Divorce Attorney Tampa FL
One of the most difficult things to deal with for parents who are going through a divorce is the effect the divorce has on the couple’s children. Not only does each spouse have their own range of emotions they may be processing – sadness, anger, stress – but the children are likely also dealing with a myriad of emotions over their parents’ break up.
In order to get through the whole ordeal has emotionally healthy as possible, it is critical for parents to know how the divorce is affecting their child and how to communicate and really listen to what they are feeling. Many children blame themselves for the breakup and this can lead to all sorts of issues if these and other fears are not dealt with properly.
The best way to deal with a child is dependent on their age. The following is a helpful overview based on the experiences a Tampa FL divorce attorney has seen, however, it can also be helpful to see a family therapist if the child is really having a difficult time coping.
Babies and Toddlers: Many children at this age usually do not have any memories of the divorce process when they are this young during their parent’s breakup.

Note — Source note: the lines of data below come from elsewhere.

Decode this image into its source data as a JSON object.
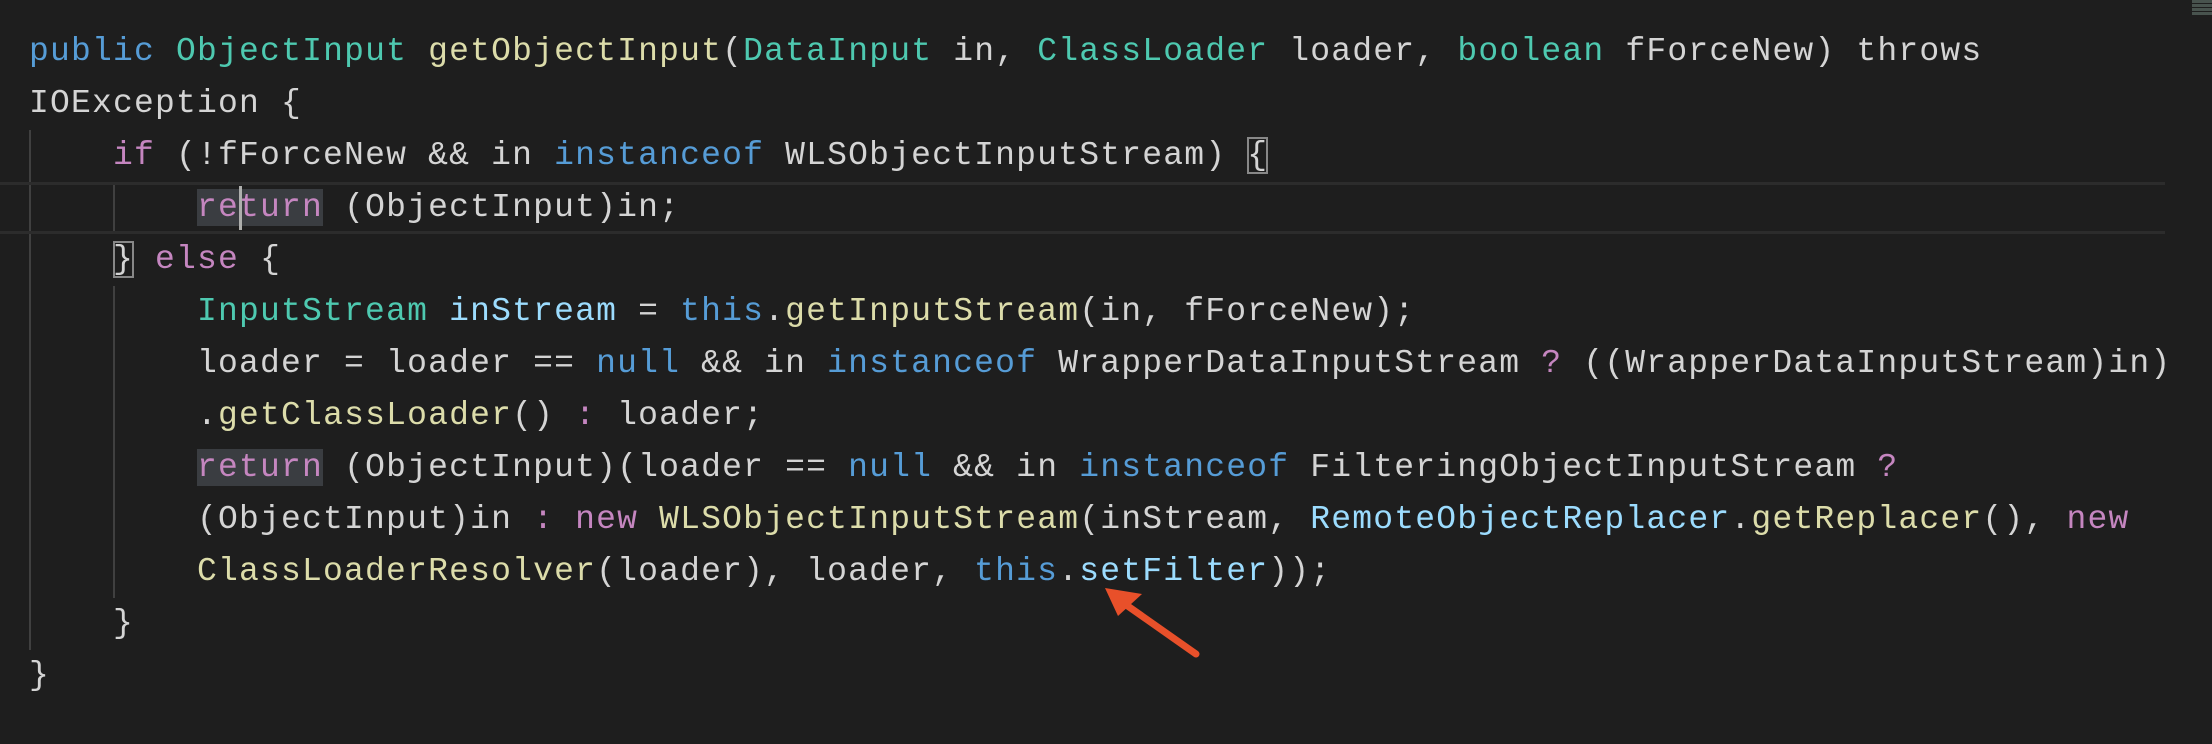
{
  "editor": {
    "theme_colors": {
      "background": "#1e1e1e",
      "keyword": "#569cd6",
      "type": "#4ec9b0",
      "function": "#dcdcaa",
      "control": "#c586c0",
      "variable": "#9cdcfe",
      "text": "#d4d4d4",
      "annotation_arrow": "#e8502a"
    },
    "current_line": 3,
    "lines": [
      {
        "indent": 0,
        "tokens": [
          [
            "public",
            "kw"
          ],
          [
            " ",
            "txt"
          ],
          [
            "ObjectInput",
            "type"
          ],
          [
            " ",
            "txt"
          ],
          [
            "getObjectInput",
            "fn"
          ],
          [
            "(",
            "txt"
          ],
          [
            "DataInput",
            "type"
          ],
          [
            " in, ",
            "txt"
          ],
          [
            "ClassLoader",
            "type"
          ],
          [
            " loader, ",
            "txt"
          ],
          [
            "boolean",
            "type"
          ],
          [
            " fForceNew) throws",
            "txt"
          ]
        ]
      },
      {
        "indent": 0,
        "tokens": [
          [
            "IOException {",
            "txt"
          ]
        ]
      },
      {
        "indent": 4,
        "tokens": [
          [
            "if",
            "ctl"
          ],
          [
            " (!fForceNew && in ",
            "txt"
          ],
          [
            "instanceof",
            "kw"
          ],
          [
            " WLSObjectInputStream) ",
            "txt"
          ],
          [
            "{",
            "txt",
            "bm"
          ]
        ]
      },
      {
        "indent": 8,
        "tokens": [
          [
            "return",
            "ctl",
            "hl"
          ],
          [
            " (ObjectInput)in;",
            "txt"
          ]
        ]
      },
      {
        "indent": 4,
        "tokens": [
          [
            "}",
            "txt",
            "bm"
          ],
          [
            " ",
            "txt"
          ],
          [
            "else",
            "ctl"
          ],
          [
            " {",
            "txt"
          ]
        ]
      },
      {
        "indent": 8,
        "tokens": [
          [
            "InputStream",
            "type"
          ],
          [
            " ",
            "txt"
          ],
          [
            "inStream",
            "var"
          ],
          [
            " = ",
            "txt"
          ],
          [
            "this",
            "kw"
          ],
          [
            ".",
            "txt"
          ],
          [
            "getInputStream",
            "fn"
          ],
          [
            "(in, fForceNew);",
            "txt"
          ]
        ]
      },
      {
        "indent": 8,
        "tokens": [
          [
            "loader = loader == ",
            "txt"
          ],
          [
            "null",
            "kw"
          ],
          [
            " && in ",
            "txt"
          ],
          [
            "instanceof",
            "kw"
          ],
          [
            " WrapperDataInputStream ",
            "txt"
          ],
          [
            "?",
            "ctl"
          ],
          [
            " ((WrapperDataInputStream)in)",
            "txt"
          ]
        ]
      },
      {
        "indent": 8,
        "tokens": [
          [
            ".",
            "txt"
          ],
          [
            "getClassLoader",
            "fn"
          ],
          [
            "() ",
            "txt"
          ],
          [
            ":",
            "ctl"
          ],
          [
            " loader;",
            "txt"
          ]
        ]
      },
      {
        "indent": 8,
        "tokens": [
          [
            "return",
            "ctl",
            "hl"
          ],
          [
            " (ObjectInput)(loader == ",
            "txt"
          ],
          [
            "null",
            "kw"
          ],
          [
            " && in ",
            "txt"
          ],
          [
            "instanceof",
            "kw"
          ],
          [
            " FilteringObjectInputStream ",
            "txt"
          ],
          [
            "?",
            "ctl"
          ]
        ]
      },
      {
        "indent": 8,
        "tokens": [
          [
            "(ObjectInput)in ",
            "txt"
          ],
          [
            ":",
            "ctl"
          ],
          [
            " ",
            "txt"
          ],
          [
            "new",
            "ctl"
          ],
          [
            " ",
            "txt"
          ],
          [
            "WLSObjectInputStream",
            "fn"
          ],
          [
            "(inStream, ",
            "txt"
          ],
          [
            "RemoteObjectReplacer",
            "var"
          ],
          [
            ".",
            "txt"
          ],
          [
            "getReplacer",
            "fn"
          ],
          [
            "(), ",
            "txt"
          ],
          [
            "new",
            "ctl"
          ]
        ]
      },
      {
        "indent": 8,
        "tokens": [
          [
            "ClassLoaderResolver",
            "fn"
          ],
          [
            "(loader), loader, ",
            "txt"
          ],
          [
            "this",
            "kw"
          ],
          [
            ".",
            "txt"
          ],
          [
            "setFilter",
            "var"
          ],
          [
            "));",
            "txt"
          ]
        ]
      },
      {
        "indent": 4,
        "tokens": [
          [
            "}",
            "txt"
          ]
        ]
      },
      {
        "indent": 0,
        "tokens": [
          [
            "}",
            "txt"
          ]
        ]
      }
    ]
  }
}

It is important that both parents continue to bond and comfort with the baby in order to make sure he or she has a solid relationship with both of them.
Preschoolers: A child this young is able to pick up on emotions and events that are taking place around them, so it is likely they will be aware that something is changing in their lives. Although they will not really understand what is going on around them, they are able to articulate some of what they are feeling.
Children between 6 to 8 years of age: At this age, children are able to explain how they are feeling and what things make them happy or sad. They are still too young to understand complicated matters, so details of why parents are divorcing should remain simple. Children at this age also began to develop relationships outside of the home, separate from their parents. These can include friends, parents of friends, teachers, and coaches.
Children between 9 to 11 years of age: At this age, children are able to process more complicated issues, including divorce. They have likely established strong relationships, separate from their parents, who they are able to share feelings with. Children at this age tend to process things in a “black/white” manner and may blame one parent for the divorce, siding with the other.
Children between 12 to 14 years of age: At this age, parents are able to have deeper discussions about the divorce because the child is old enough to understand and process complex issues. The child may blame one parent over the other for the breakup, depending on the circumstances of the divorce, as well as the relationships he or she has with each parent.
Children at this age are also developing their own independence from their parents and may insist on more of a say over which parent they spend time with and when.